Novembre est froid et Caen n'est pas une très belle ville... ce n'est pas sa faute, en juin 44, six cent mille obus se sont abattus sur la ville et sa région, provoquant le chaos et la mort. La liberté était à ce prix.
Ecouves est située en Normandie méridionale, nous quittons rarement notre biotope et goûtons peu les plaines calcaires, lutins des collines que nous sommes, mais un concert d'Alina Orlova est chose trop rare pour y surseoir. Après un symbolique shopping dans le centre ville de la cité de Guillaume, nous rejoignons le théâtre de la Comédie de Caen situé à Hérouville St Clair.
Il n'y a pas foule... les gens venus pour le concert sont pour la plupart des festivaliers qui sont ici pour la découverte.
Nous avons le temps de musarder dans le hall du théâtre avant de nous positionner enfin en première place devant l'escalier menant à la salle de spectacle. L'humain est grégaire, il a suffi que nous fissions cela pour que de nombreuses personnes se mettent à faire la queue.
La salle est très confortable, nous sommes assis au premier rang. Alina Orlova n'est pas venue seule de Vilnius et la première partie est assurée par Eglė Sirvydytė du groupe MMPSUF. Douceur, nonchalance, on se croirait chez Emiliana Torrini.
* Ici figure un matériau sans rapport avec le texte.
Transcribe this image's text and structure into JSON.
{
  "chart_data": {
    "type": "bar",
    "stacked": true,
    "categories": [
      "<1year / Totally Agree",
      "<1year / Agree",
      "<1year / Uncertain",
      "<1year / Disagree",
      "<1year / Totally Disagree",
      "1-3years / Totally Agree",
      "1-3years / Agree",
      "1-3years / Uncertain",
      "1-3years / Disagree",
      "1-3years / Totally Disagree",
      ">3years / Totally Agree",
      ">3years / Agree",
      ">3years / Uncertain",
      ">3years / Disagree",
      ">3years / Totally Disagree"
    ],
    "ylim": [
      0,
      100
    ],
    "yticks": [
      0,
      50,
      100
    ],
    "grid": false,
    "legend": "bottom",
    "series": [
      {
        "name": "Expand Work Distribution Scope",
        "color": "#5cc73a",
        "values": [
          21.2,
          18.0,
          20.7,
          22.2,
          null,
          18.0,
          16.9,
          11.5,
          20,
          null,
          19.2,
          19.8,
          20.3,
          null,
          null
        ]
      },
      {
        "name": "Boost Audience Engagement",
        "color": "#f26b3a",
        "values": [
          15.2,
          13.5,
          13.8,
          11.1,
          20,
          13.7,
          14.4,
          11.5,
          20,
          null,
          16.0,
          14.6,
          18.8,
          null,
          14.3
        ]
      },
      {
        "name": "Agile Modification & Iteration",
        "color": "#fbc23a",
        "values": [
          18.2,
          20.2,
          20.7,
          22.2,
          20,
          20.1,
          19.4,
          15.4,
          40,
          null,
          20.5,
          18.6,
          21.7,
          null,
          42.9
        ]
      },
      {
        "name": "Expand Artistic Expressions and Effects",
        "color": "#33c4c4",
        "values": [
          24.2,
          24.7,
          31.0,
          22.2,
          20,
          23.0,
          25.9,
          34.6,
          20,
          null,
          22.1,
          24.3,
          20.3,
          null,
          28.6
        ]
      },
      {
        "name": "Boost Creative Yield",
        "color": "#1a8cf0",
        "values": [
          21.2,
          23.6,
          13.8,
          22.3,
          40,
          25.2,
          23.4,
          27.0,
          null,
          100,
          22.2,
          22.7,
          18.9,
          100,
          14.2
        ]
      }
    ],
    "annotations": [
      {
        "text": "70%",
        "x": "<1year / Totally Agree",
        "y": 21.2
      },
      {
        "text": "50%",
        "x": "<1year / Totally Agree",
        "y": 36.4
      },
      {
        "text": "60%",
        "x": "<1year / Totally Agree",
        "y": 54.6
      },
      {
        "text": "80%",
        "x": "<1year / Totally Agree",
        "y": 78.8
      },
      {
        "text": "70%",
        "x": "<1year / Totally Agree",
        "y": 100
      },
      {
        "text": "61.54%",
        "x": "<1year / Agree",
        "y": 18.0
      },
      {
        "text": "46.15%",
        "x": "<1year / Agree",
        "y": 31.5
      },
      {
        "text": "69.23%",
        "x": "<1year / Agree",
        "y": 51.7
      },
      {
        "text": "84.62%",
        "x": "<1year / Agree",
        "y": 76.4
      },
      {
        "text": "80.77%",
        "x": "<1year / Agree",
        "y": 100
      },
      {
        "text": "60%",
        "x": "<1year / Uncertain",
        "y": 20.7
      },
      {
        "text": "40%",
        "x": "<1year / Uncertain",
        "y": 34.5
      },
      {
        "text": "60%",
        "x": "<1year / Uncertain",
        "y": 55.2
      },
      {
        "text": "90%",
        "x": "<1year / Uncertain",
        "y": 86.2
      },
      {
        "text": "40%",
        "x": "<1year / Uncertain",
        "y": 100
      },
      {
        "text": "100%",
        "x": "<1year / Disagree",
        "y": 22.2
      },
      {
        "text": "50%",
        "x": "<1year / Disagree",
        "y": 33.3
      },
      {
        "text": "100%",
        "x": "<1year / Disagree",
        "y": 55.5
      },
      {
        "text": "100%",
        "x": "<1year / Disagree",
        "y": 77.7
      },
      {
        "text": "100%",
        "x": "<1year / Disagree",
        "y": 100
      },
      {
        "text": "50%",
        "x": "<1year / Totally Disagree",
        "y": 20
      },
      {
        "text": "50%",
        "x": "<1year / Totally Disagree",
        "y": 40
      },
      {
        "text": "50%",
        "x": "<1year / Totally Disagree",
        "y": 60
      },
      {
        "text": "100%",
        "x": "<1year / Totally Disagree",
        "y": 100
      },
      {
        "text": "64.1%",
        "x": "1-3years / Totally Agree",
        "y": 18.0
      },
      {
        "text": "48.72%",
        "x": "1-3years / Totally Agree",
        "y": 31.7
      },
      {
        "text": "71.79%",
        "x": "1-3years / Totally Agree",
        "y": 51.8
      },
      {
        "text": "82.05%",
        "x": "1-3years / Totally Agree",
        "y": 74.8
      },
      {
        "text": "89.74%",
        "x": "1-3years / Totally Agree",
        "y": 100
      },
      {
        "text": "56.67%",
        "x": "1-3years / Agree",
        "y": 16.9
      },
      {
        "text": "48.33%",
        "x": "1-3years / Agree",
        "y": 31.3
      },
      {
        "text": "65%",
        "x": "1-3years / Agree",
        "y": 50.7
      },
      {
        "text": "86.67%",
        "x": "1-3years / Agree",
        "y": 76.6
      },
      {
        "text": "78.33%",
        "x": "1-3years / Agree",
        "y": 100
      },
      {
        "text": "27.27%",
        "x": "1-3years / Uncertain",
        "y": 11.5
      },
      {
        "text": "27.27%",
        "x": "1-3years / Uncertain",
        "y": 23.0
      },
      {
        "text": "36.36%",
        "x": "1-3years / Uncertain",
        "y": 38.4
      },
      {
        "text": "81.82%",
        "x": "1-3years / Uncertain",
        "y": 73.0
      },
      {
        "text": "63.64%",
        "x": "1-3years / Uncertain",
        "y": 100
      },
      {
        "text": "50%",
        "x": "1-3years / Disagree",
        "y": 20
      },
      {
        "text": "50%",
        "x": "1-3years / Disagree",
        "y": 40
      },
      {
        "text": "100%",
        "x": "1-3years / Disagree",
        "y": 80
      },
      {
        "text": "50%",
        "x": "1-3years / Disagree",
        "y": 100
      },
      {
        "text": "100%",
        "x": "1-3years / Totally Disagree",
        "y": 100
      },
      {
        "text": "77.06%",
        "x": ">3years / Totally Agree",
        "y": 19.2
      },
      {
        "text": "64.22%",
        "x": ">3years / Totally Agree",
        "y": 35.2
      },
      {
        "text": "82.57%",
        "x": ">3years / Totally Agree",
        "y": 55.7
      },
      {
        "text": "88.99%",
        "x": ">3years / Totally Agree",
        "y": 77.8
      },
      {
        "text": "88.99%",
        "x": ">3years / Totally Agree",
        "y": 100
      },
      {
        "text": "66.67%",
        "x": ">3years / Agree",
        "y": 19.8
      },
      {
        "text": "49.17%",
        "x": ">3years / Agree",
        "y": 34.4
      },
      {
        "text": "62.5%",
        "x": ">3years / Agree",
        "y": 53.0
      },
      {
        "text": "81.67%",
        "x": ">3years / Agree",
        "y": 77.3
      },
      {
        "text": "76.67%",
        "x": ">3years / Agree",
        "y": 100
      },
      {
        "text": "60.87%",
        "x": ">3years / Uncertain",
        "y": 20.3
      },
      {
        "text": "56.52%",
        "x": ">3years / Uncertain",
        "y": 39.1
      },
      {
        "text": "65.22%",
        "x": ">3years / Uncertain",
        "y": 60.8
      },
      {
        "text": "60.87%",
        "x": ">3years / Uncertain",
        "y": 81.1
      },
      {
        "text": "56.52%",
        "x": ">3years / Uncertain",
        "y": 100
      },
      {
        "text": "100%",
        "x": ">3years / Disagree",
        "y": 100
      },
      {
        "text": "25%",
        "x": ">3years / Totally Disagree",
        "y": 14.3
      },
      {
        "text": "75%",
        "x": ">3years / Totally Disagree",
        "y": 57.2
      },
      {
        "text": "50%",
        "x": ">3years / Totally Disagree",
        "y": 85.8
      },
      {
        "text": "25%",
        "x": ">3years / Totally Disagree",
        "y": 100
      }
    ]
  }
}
MMPSUF (Je recommande chaudement leurs albums Electro "Expeditors" et "Retina" téléchargeables gratuitement sur leur site.)
Pendant les dix minutes d'entracte, une jeune femme vient s'asseoir à côté de nous en pestant contre les employés du théâtre qui empêchent les prises de vue. Nous discutons un moment, la dame est fan de musique nordique, ça tombe bien, moi aussi. J'ai toujours aimé la glace car elle fond à un moment ou un autre...
Alina Orlova se présente seule au piano, délivrant aussitôt avec rage une multitude de miniatures de sa voix claire, puissante et tendue. Son extrême minceur fait penser aux cordes du Steinway qui ondule sous ses doigts impitoyablement précis à l'impeccable technique classique. Entre chaque morceau, quelques mots presque bafouillés, elle s'excuse de la brièveté de chaque pièce. En solo, ses textes sont des haïkus et sa musique tranchante comme du verre, dégraissée à l'extrême. Jamais je n'ai vu un tel engagement physique chez une chanteuse hormis chez Janis Joplin.
Deux rappels, la salle est conquise et Alina épuisée nous fait signe qu'elle arrête. Je connaissais sa musique pour posséder ses quatre albums dont un en live mais je ne l'avais pas vue jusqu'ici s'impliquer ainsi physiquement avec une telle urgence ; j'en suis presque inquiet pour elle.
22h45, nous avons cent kilomètres à faire pour retourner dans nos collines, je demande à mon épouse de charger un CD dans le lecteur de la voiture. La radio se met automatiquement en marche. Stupeur, chaos, mort.
La ville de Caen n'est pas très belle et elle connaît le prix amer de la liberté. La ville de Caen n'est pas très belle mais elle est toujours debout.